Amirul Mu'minin Umar adalah seorang yang memiliki kecerdasan yang tinggi dan pandangan
jauh. Ia selalu menginginkan kepala-kepala daerah tidak hanya mengandalkan kecerdasannya
semata. Terhadap orang-orang seperti Mu'awiyah dan kawan-kawannya, tidak dibiarkan
begitu saja tanpa didampingi sejumlah sahabat yang zuhud dan shaleh, serta penasihat yang
tulus ikhlas. Mereka bertugas meredam keinginan-keinginan yang tidak terbatas, dan selalu
mengingatkan mereka akan hari-hari dan masa Rasulullah SAW.
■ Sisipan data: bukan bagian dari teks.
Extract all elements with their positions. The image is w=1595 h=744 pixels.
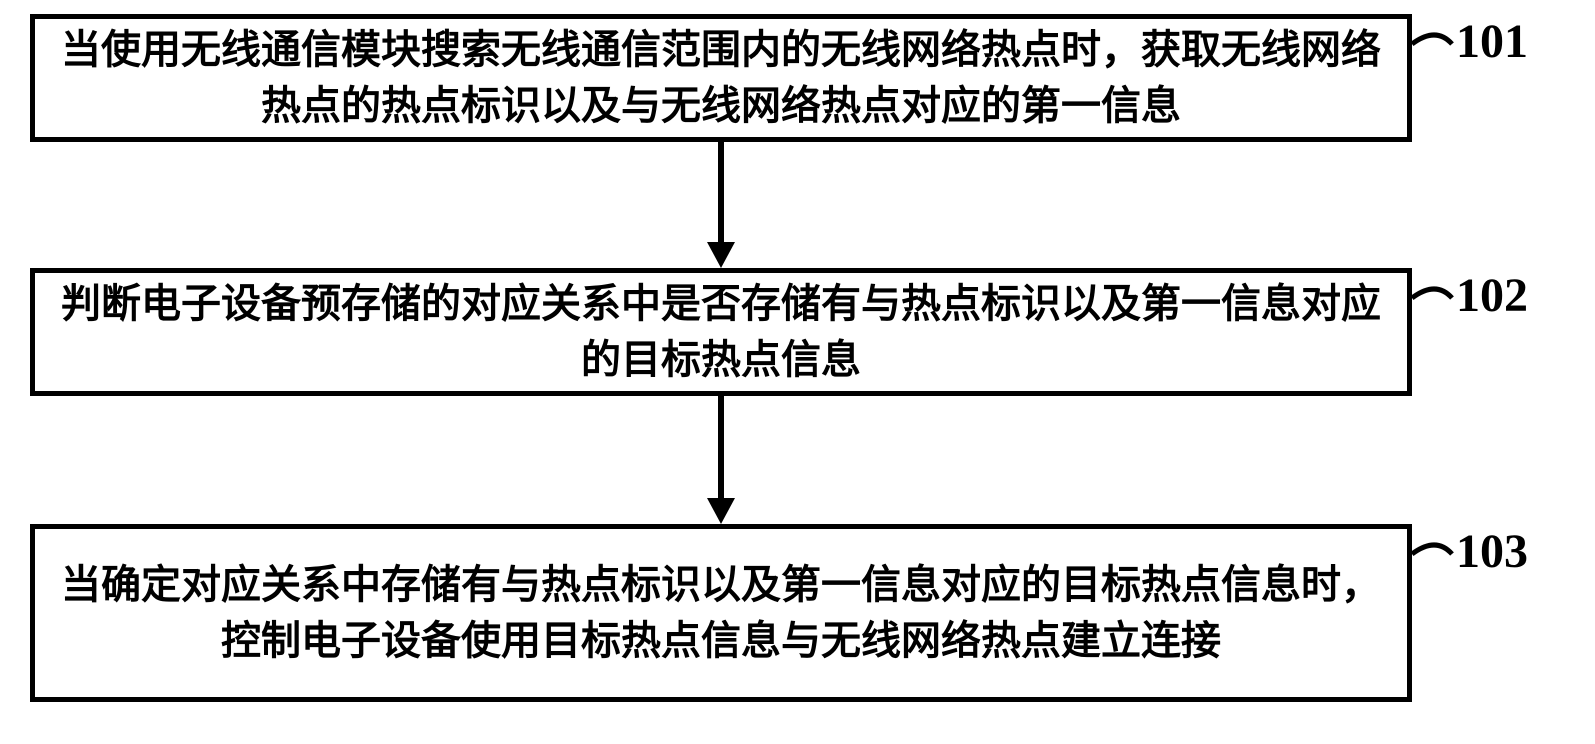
flowchart-node-1: 当使用无线通信模块搜索无线通信范围内的无线网络热点时，获取无线网络热点的热点标识… xyxy=(30,14,1412,142)
flowchart-canvas: 当使用无线通信模块搜索无线通信范围内的无线网络热点时，获取无线网络热点的热点标识… xyxy=(0,0,1595,744)
flowchart-node-text: 当确定对应关系中存储有与热点标识以及第一信息对应的目标热点信息时，控制电子设备使… xyxy=(55,557,1387,669)
flowchart-arrow-1 xyxy=(718,142,724,242)
flowchart-arrow-2 xyxy=(718,396,724,498)
arrow-down-icon xyxy=(707,242,735,268)
flowchart-node-label-2: 102 xyxy=(1456,268,1528,323)
label-connector xyxy=(1412,278,1462,318)
flowchart-node-3: 当确定对应关系中存储有与热点标识以及第一信息对应的目标热点信息时，控制电子设备使… xyxy=(30,524,1412,702)
arrow-down-icon xyxy=(707,498,735,524)
label-connector xyxy=(1412,534,1462,574)
flowchart-node-text: 当使用无线通信模块搜索无线通信范围内的无线网络热点时，获取无线网络热点的热点标识… xyxy=(55,22,1387,134)
flowchart-node-label-3: 103 xyxy=(1456,524,1528,579)
label-connector xyxy=(1412,24,1462,64)
flowchart-node-2: 判断电子设备预存储的对应关系中是否存储有与热点标识以及第一信息对应的目标热点信息 xyxy=(30,268,1412,396)
flowchart-node-text: 判断电子设备预存储的对应关系中是否存储有与热点标识以及第一信息对应的目标热点信息 xyxy=(55,276,1387,388)
flowchart-node-label-1: 101 xyxy=(1456,14,1528,69)
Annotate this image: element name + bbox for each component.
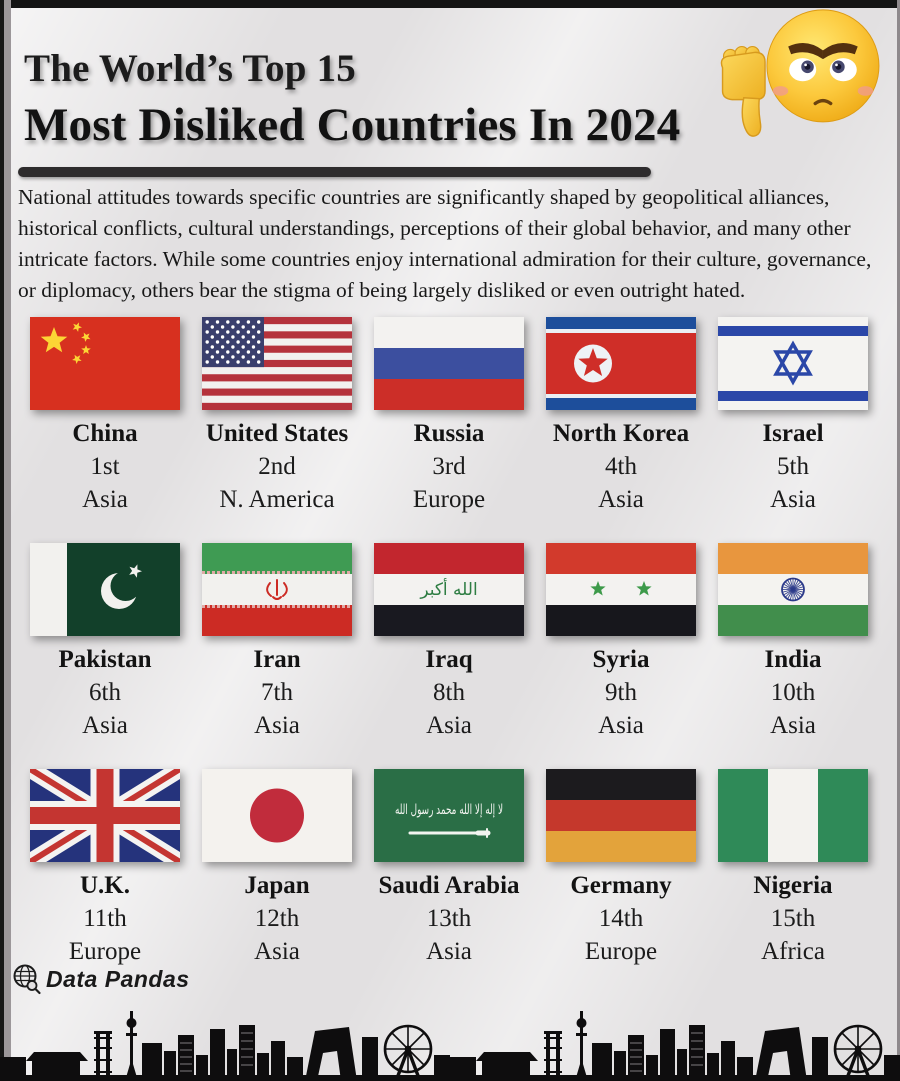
country-continent: Asia <box>254 712 300 739</box>
footer: Data Pandas <box>12 963 190 995</box>
north-korea-flag <box>546 317 696 410</box>
country-rank: 3rd <box>432 453 466 480</box>
country-card: U.K. 11th Europe <box>30 769 180 968</box>
country-name: China <box>72 420 138 447</box>
syria-flag <box>546 543 696 636</box>
angry-face-icon <box>766 9 880 123</box>
country-rank: 6th <box>89 679 121 706</box>
country-card: China 1st Asia <box>30 317 180 516</box>
country-name: Nigeria <box>753 872 833 899</box>
country-continent: N. America <box>219 486 335 513</box>
country-card: Israel 5th Asia <box>718 317 868 516</box>
brand-name: Data Pandas <box>46 965 190 992</box>
svg-text:الله أكبر: الله أكبر <box>419 578 477 600</box>
united-states-flag <box>202 317 352 410</box>
country-continent: Asia <box>82 712 128 739</box>
pakistan-flag <box>30 543 180 636</box>
thumbs-down-icon <box>720 45 766 137</box>
country-continent: Asia <box>254 938 300 965</box>
country-card: United States 2nd N. America <box>202 317 352 516</box>
city-skyline <box>0 1009 900 1081</box>
germany-flag <box>546 769 696 862</box>
country-name: Saudi Arabia <box>378 872 520 899</box>
photo-edge-left <box>0 0 4 1081</box>
country-rank: 7th <box>261 679 293 706</box>
country-rank: 8th <box>433 679 465 706</box>
svg-text:لا إله إلا الله محمد رسول الله: لا إله إلا الله محمد رسول الله <box>395 802 503 818</box>
title-line-2: Most Disliked Countries In 2024 <box>24 99 681 151</box>
iraq-flag: الله أكبر <box>374 543 524 636</box>
country-name: Germany <box>570 872 672 899</box>
country-rank: 15th <box>770 905 816 932</box>
israel-flag <box>718 317 868 410</box>
intro-paragraph: National attitudes towards specific coun… <box>18 185 872 302</box>
country-rank: 9th <box>605 679 637 706</box>
country-rank: 1st <box>90 453 120 480</box>
country-continent: Asia <box>426 938 472 965</box>
title-underline <box>18 167 651 177</box>
globe-magnifier-icon <box>12 963 42 995</box>
country-name: Syria <box>592 646 650 673</box>
emoji-graphic <box>720 9 880 137</box>
uk-flag <box>30 769 180 862</box>
china-flag <box>30 317 180 410</box>
country-continent: Asia <box>426 712 472 739</box>
country-name: Japan <box>244 872 310 899</box>
country-card: Syria 9th Asia <box>546 543 696 742</box>
country-card: Japan 12th Asia <box>202 769 352 968</box>
country-name: India <box>764 646 822 673</box>
country-continent: Africa <box>761 938 825 965</box>
country-continent: Europe <box>584 938 658 965</box>
saudi-arabia-flag: لا إله إلا الله محمد رسول الله <box>374 769 524 862</box>
country-name: U.K. <box>80 872 130 899</box>
india-flag <box>718 543 868 636</box>
countries-grid: China 1st Asia United States 2nd N. Amer… <box>30 317 870 968</box>
country-rank: 11th <box>83 905 127 932</box>
title-line-1: The World’s Top 15 <box>24 47 356 90</box>
russia-flag <box>374 317 524 410</box>
photo-edge-right <box>897 0 900 1081</box>
country-continent: Asia <box>598 712 644 739</box>
country-rank: 14th <box>598 905 644 932</box>
country-card: Nigeria 15th Africa <box>718 769 868 968</box>
country-card: India 10th Asia <box>718 543 868 742</box>
country-continent: Asia <box>82 486 128 513</box>
country-continent: Asia <box>770 712 816 739</box>
country-card: Germany 14th Europe <box>546 769 696 968</box>
country-card: الله أكبر Iraq 8th Asia <box>374 543 524 742</box>
country-name: North Korea <box>552 420 690 447</box>
country-name: Iran <box>253 646 301 673</box>
nigeria-flag <box>718 769 868 862</box>
japan-flag <box>202 769 352 862</box>
country-card: Pakistan 6th Asia <box>30 543 180 742</box>
country-card: North Korea 4th Asia <box>546 317 696 516</box>
country-rank: 4th <box>605 453 637 480</box>
country-name: United States <box>205 420 349 447</box>
country-continent: Asia <box>770 486 816 513</box>
angry-face-thumbs-down-emoji <box>698 6 890 146</box>
country-rank: 5th <box>777 453 809 480</box>
iran-flag <box>202 543 352 636</box>
country-continent: Europe <box>412 486 486 513</box>
country-continent: Europe <box>68 938 142 965</box>
country-rank: 10th <box>770 679 816 706</box>
country-rank: 13th <box>426 905 472 932</box>
country-card: Russia 3rd Europe <box>374 317 524 516</box>
country-name: Israel <box>762 420 824 447</box>
country-name: Pakistan <box>58 646 152 673</box>
country-card: لا إله إلا الله محمد رسول الله Saudi Ara… <box>374 769 524 968</box>
country-name: Russia <box>413 420 485 447</box>
country-name: Iraq <box>425 646 473 673</box>
country-rank: 2nd <box>258 453 296 480</box>
photo-edge-left-gray <box>4 0 11 1081</box>
country-card: Iran 7th Asia <box>202 543 352 742</box>
country-continent: Asia <box>598 486 644 513</box>
photo-edge-top <box>0 0 900 8</box>
country-rank: 12th <box>254 905 300 932</box>
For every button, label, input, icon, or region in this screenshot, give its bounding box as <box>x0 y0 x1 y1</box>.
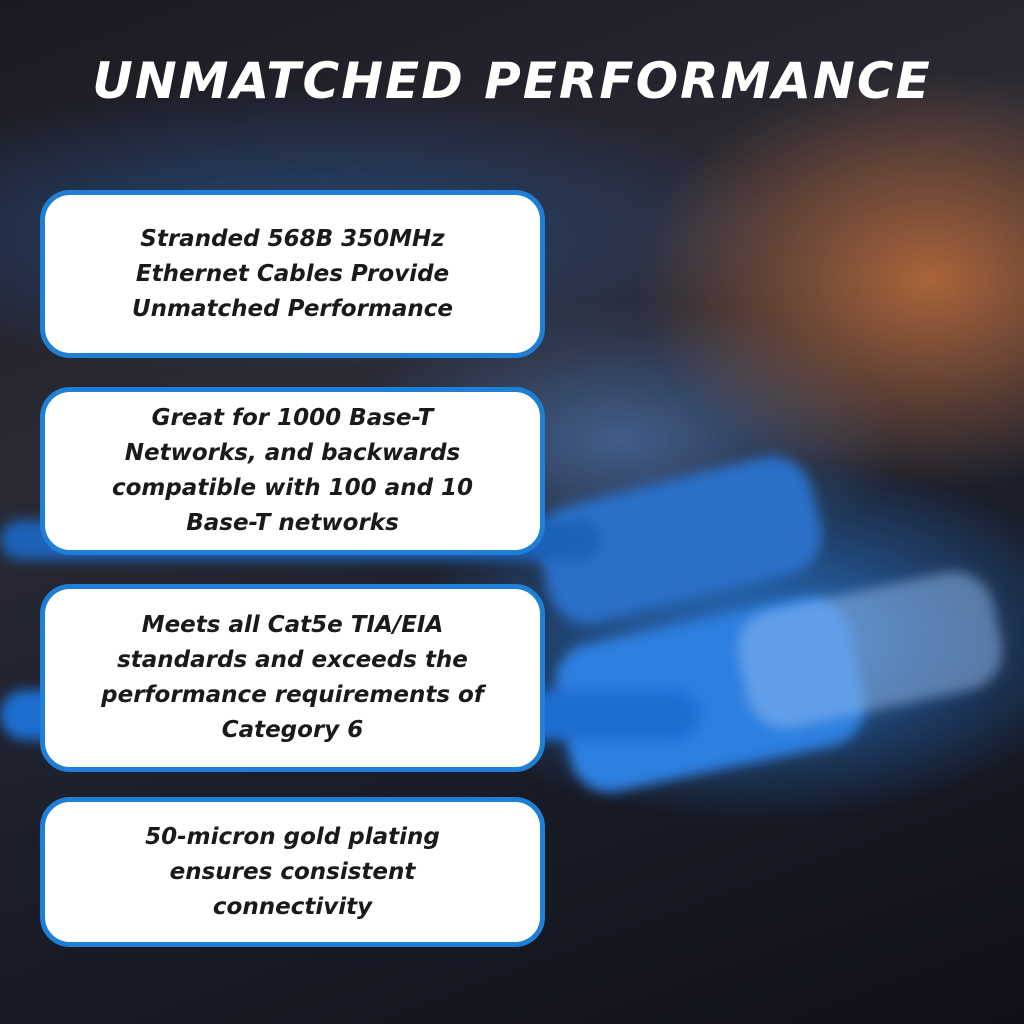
feature-text: 50-micron gold plating ensures consisten… <box>145 823 440 920</box>
feature-card: Meets all Cat5e TIA/EIA standards and ex… <box>40 584 545 772</box>
feature-card: Great for 1000 Base-T Networks, and back… <box>40 387 545 555</box>
feature-card: 50-micron gold plating ensures consisten… <box>40 797 545 947</box>
connector-shape <box>730 564 1010 736</box>
feature-text: Stranded 568B 350MHz Ethernet Cables Pro… <box>131 225 454 322</box>
feature-card: Stranded 568B 350MHz Ethernet Cables Pro… <box>40 190 545 358</box>
page-title: UNMATCHED PERFORMANCE <box>92 52 932 110</box>
feature-text: Meets all Cat5e TIA/EIA standards and ex… <box>101 612 484 743</box>
feature-text: Great for 1000 Base-T Networks, and back… <box>111 405 474 536</box>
Ketika 'Ubadah berada di kota Madinah, Umar bertanya, "Apa yang menyebabkan Anda ke
sini, wahai' Ubadah?" 'Ubadah menceritakan peristiwa yang terjadi, di antaranya dengan
Mu'awiyah, maka kata Umar, "Kembalilah segera ke tempat Anda!" amat jelek jadinya, suatu
negeri yang tidak punya orang seperti Anda. Lalu kepada Mu'awiyah dikirim pula surat yang
di antara isinya ada kalimat: "Tak ada wewenangmu sebagai amir terhadap 'Ubadah."

Memang, 'Ubadah menjadi amir bagi dirinya. Dan jika Umar Al-Faruq sendiri telah
memuliakan seseorang setinggi ini, tentulah dia memang seorang besar. Dan sungguh,
'Ubadah adalah seorang besar, baik karena keimanan, maupun karena keteguhan hati dan
lurus jalan hidupnya.

Pada tahun 34 H, wafatlah ia di Ramla, bumi Palestina. Ia seorang wakil ulung diantara
wakil-wakil Anshar khususnya dan pemuka agama Islam pada umumnya, dengan
meninggalkan teladan yang tinggi dalam arena kehidupan.